Culture

Art School: (Propositions for the 21st Century) edited by Steven Henry Madoff

Art School: (Propositions for the 21st Century) edited by Steven Henry Madoff, Steven Henry Madoff. The MIT Press. Paperback, 268 pages. $29.
The cover of Art School: (Propositions for the 21st Century)

What is art education and what should it do? The essays that Steven Henry Madoff has assembled in Art School (Propositions for the 21st Century) explore this often-controversial question and attempt to determine how to educate people to become professional artists. Madoff is the Senior Critic at Yale University's School of Art. Art School emerges from symposia that he conducted over a five-year period. Thirty prominent artists and educators contributed essays that assess, approve, and in some cases decry the purposes and pedagogy of contemporary formal art studies.

Like contemporary art itself, the essays here take on different, sometimes nonlinear forms, including a Q&A between artists Tania Bruguerra and Marina Abramovic; a letter by the Canadian artist Ken Lum detailing his personal biography and his anxieties about Madoff’s project; and a somewhat smug set of satirical reflections by architect Charles Renfro, which aim to undermine institutions "emperor's new clothes" institutions that teach courses in "slippery pedagogy, slippery architecture," and "from white walls to no walls." Liam Gillick, David Brooks, Mary Simpson, and others contribute a free-form list of slogans describing a hypothetical school that promises: "There will be an attack on pragmatism.” And: "This will remain an incomplete project."

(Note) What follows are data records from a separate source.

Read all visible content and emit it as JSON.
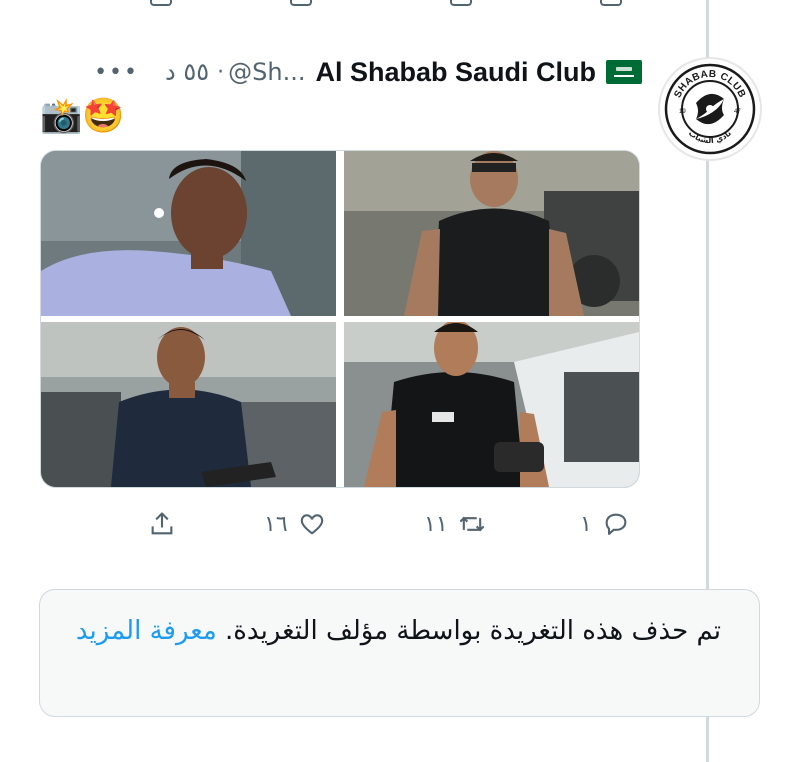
{
  "tweet": {
    "display_name": "Al Shabab Saudi Club",
    "handle": "@Sh...",
    "separator": "·",
    "time": "٥٥ د",
    "more_label": "•••",
    "text": "📸🤩",
    "avatar": {
      "top_text": "SHABAB CLUB",
      "year_left": "19",
      "year_right": "47",
      "bottom_text": "نادي الشباب"
    },
    "images": [
      {
        "alt": "player in lavender t-shirt smiling"
      },
      {
        "alt": "player in black tank top with sunglasses"
      },
      {
        "alt": "player in navy t-shirt"
      },
      {
        "alt": "player in black sleeveless shirt with bag"
      }
    ],
    "actions": {
      "replies": "١",
      "retweets": "١١",
      "likes": "١٦"
    }
  },
  "notice": {
    "text": "تم حذف هذه التغريدة بواسطة مؤلف التغريدة.",
    "learn_more": "معرفة المزيد"
  },
  "colors": {
    "accent": "#1d9bf0",
    "muted": "#536471",
    "border": "#cfd9de",
    "flag_green": "#006c35"
  }
}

What follows those interesting but loosely woven mottos are twelve actual responses to a questionnaire, designed by critic Brian Sholis, about the long-term effects of education on artists' work and careers. Participants include Ann Hamilton, Fred Wilson, Dana Schutz, and Mike Kelley, and their answers are clear and thoughtful. They muse about how art schools ought to be structured, the relationships they were encouraged to develop with the communities surrounding their own schools, and the benefits they received there, such as invaluable friends, creative encouragement, and the license to experiment and the opportunity to simply produce work away from market pressures.

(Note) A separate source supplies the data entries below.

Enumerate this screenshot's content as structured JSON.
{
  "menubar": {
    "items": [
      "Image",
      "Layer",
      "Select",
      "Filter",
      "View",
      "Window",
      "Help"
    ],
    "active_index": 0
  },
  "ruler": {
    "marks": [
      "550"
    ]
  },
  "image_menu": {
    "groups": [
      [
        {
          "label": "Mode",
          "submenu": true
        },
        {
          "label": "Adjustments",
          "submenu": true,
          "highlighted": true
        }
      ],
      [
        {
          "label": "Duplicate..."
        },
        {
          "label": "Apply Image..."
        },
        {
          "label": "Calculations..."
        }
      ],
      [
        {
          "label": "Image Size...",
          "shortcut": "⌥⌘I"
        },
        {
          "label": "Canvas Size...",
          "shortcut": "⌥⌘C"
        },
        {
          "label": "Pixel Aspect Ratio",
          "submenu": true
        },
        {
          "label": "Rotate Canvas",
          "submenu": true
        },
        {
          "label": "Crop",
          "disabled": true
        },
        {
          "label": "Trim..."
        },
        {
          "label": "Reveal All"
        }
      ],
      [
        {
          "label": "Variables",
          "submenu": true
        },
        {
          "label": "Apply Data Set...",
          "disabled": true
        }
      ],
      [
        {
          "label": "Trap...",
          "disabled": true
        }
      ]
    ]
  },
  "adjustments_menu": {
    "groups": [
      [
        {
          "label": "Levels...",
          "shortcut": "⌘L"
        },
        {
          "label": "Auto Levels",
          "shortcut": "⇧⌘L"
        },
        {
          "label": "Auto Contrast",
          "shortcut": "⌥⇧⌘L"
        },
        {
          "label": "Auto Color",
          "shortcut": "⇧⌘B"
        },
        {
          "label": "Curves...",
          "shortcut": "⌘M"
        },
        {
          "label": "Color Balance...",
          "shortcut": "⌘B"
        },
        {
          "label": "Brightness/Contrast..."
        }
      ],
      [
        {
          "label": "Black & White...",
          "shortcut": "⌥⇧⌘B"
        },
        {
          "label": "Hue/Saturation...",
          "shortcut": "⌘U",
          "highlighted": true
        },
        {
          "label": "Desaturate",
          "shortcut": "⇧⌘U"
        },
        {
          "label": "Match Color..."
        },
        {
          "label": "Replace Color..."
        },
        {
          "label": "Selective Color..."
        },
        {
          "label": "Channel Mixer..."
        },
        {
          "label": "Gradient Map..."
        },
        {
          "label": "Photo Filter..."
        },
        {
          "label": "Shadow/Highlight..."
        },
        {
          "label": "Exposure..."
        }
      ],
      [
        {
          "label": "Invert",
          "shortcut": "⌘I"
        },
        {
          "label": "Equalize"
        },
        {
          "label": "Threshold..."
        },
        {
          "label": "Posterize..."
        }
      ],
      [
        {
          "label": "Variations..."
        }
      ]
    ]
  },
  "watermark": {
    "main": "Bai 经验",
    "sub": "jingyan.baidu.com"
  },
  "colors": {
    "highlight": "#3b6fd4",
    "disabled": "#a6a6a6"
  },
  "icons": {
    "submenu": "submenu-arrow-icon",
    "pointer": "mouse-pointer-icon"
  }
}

In contrast, L.A. filmmaker Pierro Golia engages an aspect of the art school that the other sections ignore. "Its easy to see how students don't go to school to learn but rather to receive the stamp that says 'I'm an artist,'" he writes. "And if you pay $40,000 a year to go to school, you really expect that stamp to get you in to a lot of places." His essay urges us to re-evaluate the intangible and arguably unteachable benefits that his fellow respondents say their formal study conferred upon them.

Finally, it falls to British artist Matthew Higgs to underscore a common sentiment voiced by his colleagues with a straight-forward and persuasive summation. "My art education certainly wasn't perfect or even ideal, but it did—for all its faults—allow me enough space and time to figure some things out, thoughts that I'm still wrestling with to this day." No one here says whether or not you can actually teach art, but Higgs’s simple assessment expresses what an art school can, and sometimes does, offer the aspiring artists within its embrace.

Ana Finel Honigman is an art and fashion critic based in Berlin.